Moderne dans son propos et ses ambitions, le show veut parler à tout le monde, les anciens fans comme les nouveaux venus. Ce qui a forcé l'équipe à utiliser une construction sérielle contemporaine : finie l'époque où une intrigue trouvait sa conclusion à la fin de l'épisode de la semaine, Star Trek : Discovery vise logiquement une narration étalée sur la totalité de sa première saison de quinze épisodes. Anthony Rapp, qui joue le scientifique Paul Stamets, évoque une "ère différente du storytelling. Notre série permet de voir nos personnages évoluer, dont celui de Sonequa. Ce qui reste des anciennes séries, c'est un regard intelligent sur la société, le mystère de l'univers et l'espoir d'une découverte importante. Et sur le chemin, il y a des conflits".

Des Klingons principalement, dont le vaisseau-cathédrale est directement inspiré du travail de Gaudí. Mettre les pieds à l'intérieur, c'est se retrouver projeté dans une version steampunk-SF de la Sagrada Família. Bluffant. "Il y a 24 maisons de Klingons, et toutes sont très différentes", reprend Ted Sullivan. "Avant, les aliens étaient toujours les mêmes. Là on observe des croyances très différentes, des gens qui sont à l'opposé les uns des autres, avec leurs planètes, leurs cultures et leurs physiques différents".

Une notion de mélange des cultures qui reste chevillée au corps de Star Trek. Discovery ne fera évidemment pas exception et explorera en profondeur les interactions entre les membres de l'équipage et les extraterrestres. Sonequa Martin-Green : "La différence, c'est qu'on vit ça de l'intérieur aussi, au coeur de Starfleet. Quels sont les fondamentaux dans nos cultures qui nous permettent de vivre ensemble ? On ne peut comprendre les autres que quand on se comprend soi-même.

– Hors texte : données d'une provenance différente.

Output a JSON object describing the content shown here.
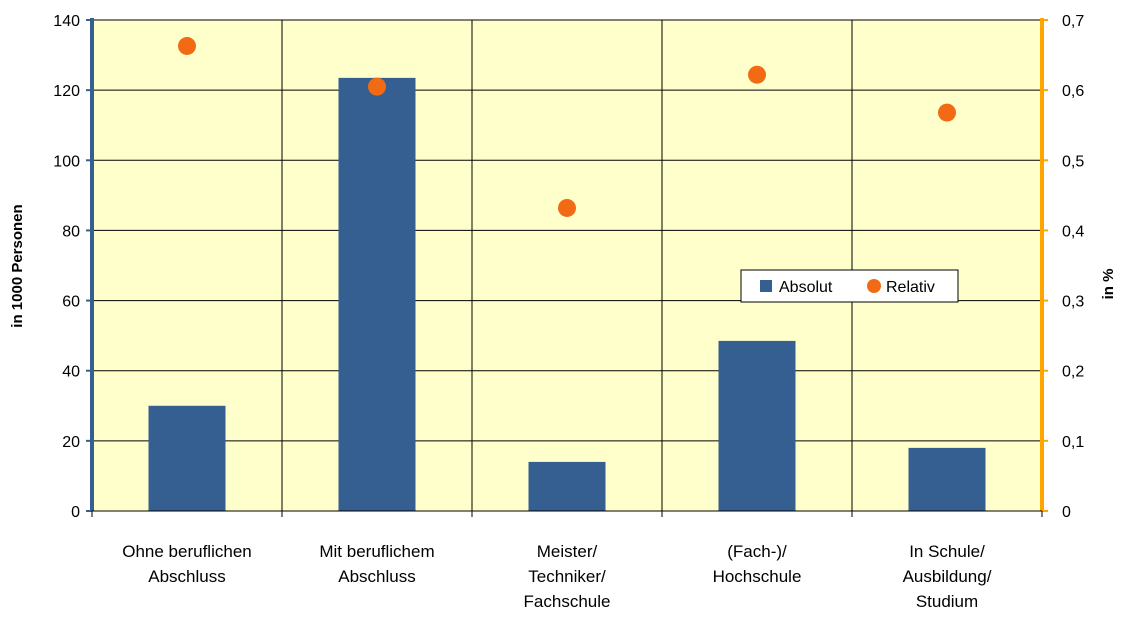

Et c'est quelque chose qui, à mon avis, nous parle très clairement, SURTOUT avec le climat socio-politique actuel !


Un enjeu mondial

Diffusée outre-Atlantique sur CBS All Access (la plateforme numérique de la chaîne) et pratiquement partout ailleurs sur Netflix, la série aurait très bien pu être proposée directement en intégralité. Mais la production a fait le choix d'une diffusion au goutte à goutte plus traditionnelle, semaine par semaine, à l'opposé du binge-watching : "Jason Isaacs m'a dit que quand il a fait The OA, après un mois la série commençait déjà à disparaître des écrans radars", explique Sullivan. "Je trouve que la vie de la série est plus excitante comme ça. On a la liberté du câble, avec la possibilité de raconter l'histoire à la longueur qu'on veut, sans limite de temps par épisode, et tout le bénéfice du semaine par semaine. On veut que les gens se demandent ce qui va se passer la prochaine fois. Et comme chacun de nos épisodes va se terminer avec un twist fou, Discovery s'y prête parfaitement".

Conscient que la fascination qu'exerce Star Trek aux États-Unis n'est pas égale partout dans le monde - la série peut facilement être vue comme typiquement américaine, avec l'obsession pour l'exploration en héritage de la construction même du pays -, il assure qu'il s'agit "d'une série diffusée mondialement et on l'a en permanence en tête. Nous sommes tous sur ce vaisseau qu'on appelle la planète Terre et qui se promène dans l'espace. L'enjeu, c'est arriver à s'entendre entre nous sur le pont. C'est ce dont parle le mieux Star Trek". Une vision qui colle parfaitement avec les valeurs philosophiques et humanistes de la série créée par Gene Roddenberry en 1966. La boucle est bouclée.

Star Trek : Discovery, un épisode chaque lundi sur Netflix à partir du 25 septembre.